Providing care for patients with rheumatic diseases requires an understanding of complex medications, lab tests, and triage. An ARHP session, Rheumatology 101, is intended to provide the new RN or advanced practice provider (APP) with an overview of rheumatology care to allow them to practice knowledgeably and comfortably. The session will be held Tuesday from 8:30 – 10:00 am in Room W190a.
Lindsay Lundell, PharmD, of the Fairview Health System and University of Minnesota Health Clinics and Surgery Center in Minneapolis, MN, will begin with a review of medications and the role they play in treating rheumatic diseases.
“In this age of biologics and biosimilars and other new and emerging therapies, the medications for treating various rheumatic conditions are constantly changing, so it’s really important for health professionals to have a good understanding of the medication classes we use in rheumatology and which medications fall into those classes,” Dr. Lundell said.
Dr. Lundell will describe the mechanism of action for common rheumatology medications, explain the difference between classifications of disease-modifying anti-rheumatic drugs (DMARDs), and offer tips on how to approach common medication questions in adult rheumatology.
“Rheumatology health professionals need to be knowledgeable about the medications that we commonly use in practice, because a lot of them have some pretty serious side effects,” she said. “I think one of the best ways we can serve our patients is to make sure we have a good understanding of how these medications are working and affecting people’s bodies, because if we feel more confident with medications as a whole, that confidence will transfer onto our patients.”
Common lab tests for rheumatology patients will be the topic of a presentation by Elizabeth Kirchner, CNP, Family Nurse Practitioner, Department of Rheumatologic and Immunologic Disease at the Cleveland Clinic, Cleveland, OH. Kirchner will explain the relationship between RF/CCP positivity and rheumatoid arthritis disease activity, discuss the clinical importance of a positive anti-nuclear antibody test, identify the major components of an extractable nuclear antigen panel and match them to their diseases, and talk about the importance of human leukocyte antigen testing in patients with spondyloarthritis.
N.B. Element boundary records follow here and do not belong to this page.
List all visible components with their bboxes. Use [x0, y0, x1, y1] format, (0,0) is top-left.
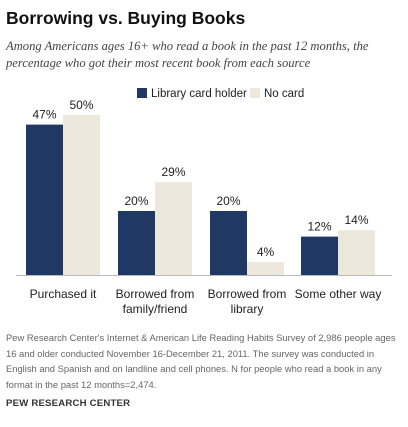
bar-value-label-s2-c4: 14%	[344, 213, 368, 227]
bar-s1-c4	[301, 236, 338, 275]
bar-value-label-s1-c2: 20%	[124, 194, 148, 208]
category-label-1-line-1: Purchased it	[30, 287, 97, 301]
bar-value-label-s1-c4: 12%	[307, 220, 331, 234]
category-label-3: Borrowed from library	[208, 287, 287, 316]
bar-chart: Library card holder No card 47% 50% 20% 29% 20…	[16, 88, 392, 316]
chart-subtitle: Among Americans ages 16+ who read a book…	[6, 39, 369, 70]
category-label-1: Purchased it	[30, 287, 97, 301]
bar-s1-c2	[118, 211, 155, 275]
chart-title: Borrowing vs. Buying Books	[6, 8, 246, 28]
legend-swatch-2	[250, 88, 260, 98]
bar-value-label-s2-c1: 50%	[69, 98, 93, 112]
bar-value-label-s1-c1: 47%	[32, 108, 56, 122]
category-label-2-line-2: family/friend	[123, 302, 188, 316]
bar-s1-c3	[210, 211, 247, 275]
legend-label-1: Library card holder	[151, 88, 247, 100]
category-label-3-line-1: Borrowed from	[208, 287, 287, 301]
category-label-2-line-1: Borrowed from	[116, 287, 195, 301]
bar-s2-c1	[63, 115, 100, 275]
bar-value-label-s2-c2: 29%	[161, 165, 185, 179]
category-label-2: Borrowed from family/friend	[116, 287, 195, 316]
legend-label-2: No card	[264, 88, 304, 100]
bar-value-label-s1-c3: 20%	[216, 194, 240, 208]
bar-s1-c1	[26, 124, 63, 275]
category-label-4: Some other way	[295, 287, 382, 301]
bar-s2-c4	[338, 230, 375, 275]
legend-swatch-1	[137, 88, 147, 98]
bar-s2-c2	[155, 182, 192, 275]
category-label-3-line-2: library	[231, 302, 264, 316]
bar-s2-c3	[247, 262, 284, 275]
source-label: PEW RESEARCH CENTER	[6, 398, 131, 409]
category-label-4-line-1: Some other way	[295, 287, 382, 301]
footnote: Pew Research Center's Internet & America…	[6, 332, 396, 390]
bar-value-label-s2-c3: 4%	[257, 245, 275, 259]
“It’s important to understand these labs, because they may aid in diagnosis and many treatment decisions are based, at least in part, on these results,” Kirchner said. “It’s also important for RNs and APPs to understand these labs so we can better educate our patients and answer any questions they may have, especially since many patients have access to their lab results through EMRs (electronic medical records), and some of them are quite complex.”
In the final presentation of the session, Carrie Beach, BSN, RN, of the Columbus Arthritis Center, Columbus, OH, will discuss rheumatology triage, including common patient questions regarding rheumatic diseases and treatments and the importance of prioritization regarding telephone triage.
“As a rheumatology nurse, my primary role is to educate patients. And the majority of my time is spent doing this over the phone, answering questions from patients regarding diagnosis, disease state, and treatments as related to their specific rheumatologic condition,” Beach said. “In this session, we’ll go over many of those common questions and talk about how to address them with confidence and accuracy.”